Medical researchers in India have pinpointed a set of five biological markers that they say could help doctors predict which oral cancers are likely to have spread to lymph nodes and guide treatment decisions.
The scientists in Bengal who collaborated with cancer specialists in Mumbai said doctors could use these markers to classify oral cancer patients who need aggressive treatment strategies and those who could be spared unnecessary neck dissections.
Oral cancer is among the most common malignancies in India and medical studies have suggested that only between 40 to 60 per cent of oral cancer patients survive for five or more years even after treatment.
Patients diagnosed with cancers that have spread to the lymph nodes through a process called metastasis have poorer chances of five-year survival.
“We’ve found five biomarkers for lymph node metastasis,” said Partha Majumder, distinguished professor at the National Institute of Biomedical Genetics, Kalyani, who led the research. “Doctors could plan treatment depending on the presence of absence of these biomarkers.”
Their findings have been accepted for publication in the International Journal of Cancer.
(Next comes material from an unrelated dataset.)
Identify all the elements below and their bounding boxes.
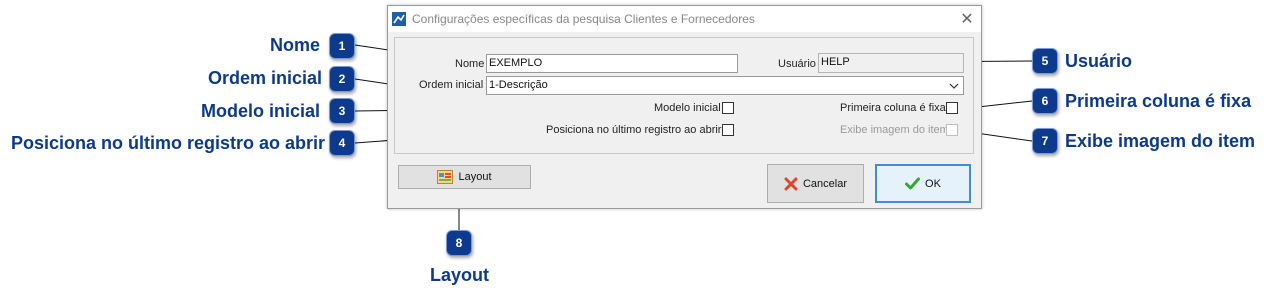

At present, when surgeons operate on patients with oral cancer, they typically dissect regions of the neck to find out if the cancer has spread to the lymph nodes in the neck, the most common metastatic site for oral cancer.
“Patients could be assessed for biomarkers before the surgery,” Majumder said. “The absence of biomarkers could help spare patients exploratory dissection of the neck. The presence of a biomarker would point to the need for aggressive treatment options.”
Majumder and his colleagues at NIBMG collaborating with oncologists at the Tata Memorial Centre Advanced Centre for Treatment Research and Education in Cancer analysed the genetic makeup, the status of lymph nodes and the treatment outcomes in 72 patients with oral cancer.
They found that patients with lymph node metastasis were likely to have mutations in three specific genes and in other genes involved in a cell division pathway and DNA-repair process.
“We could use the relevant mutations in the three genes and two pathways as five biological markers for lymph node metastasis,” Nidhan Biswas, a computational biologist at NIBMG.
However, the researchers say the findings would need to be validated through a larger set of patients for clinical applications.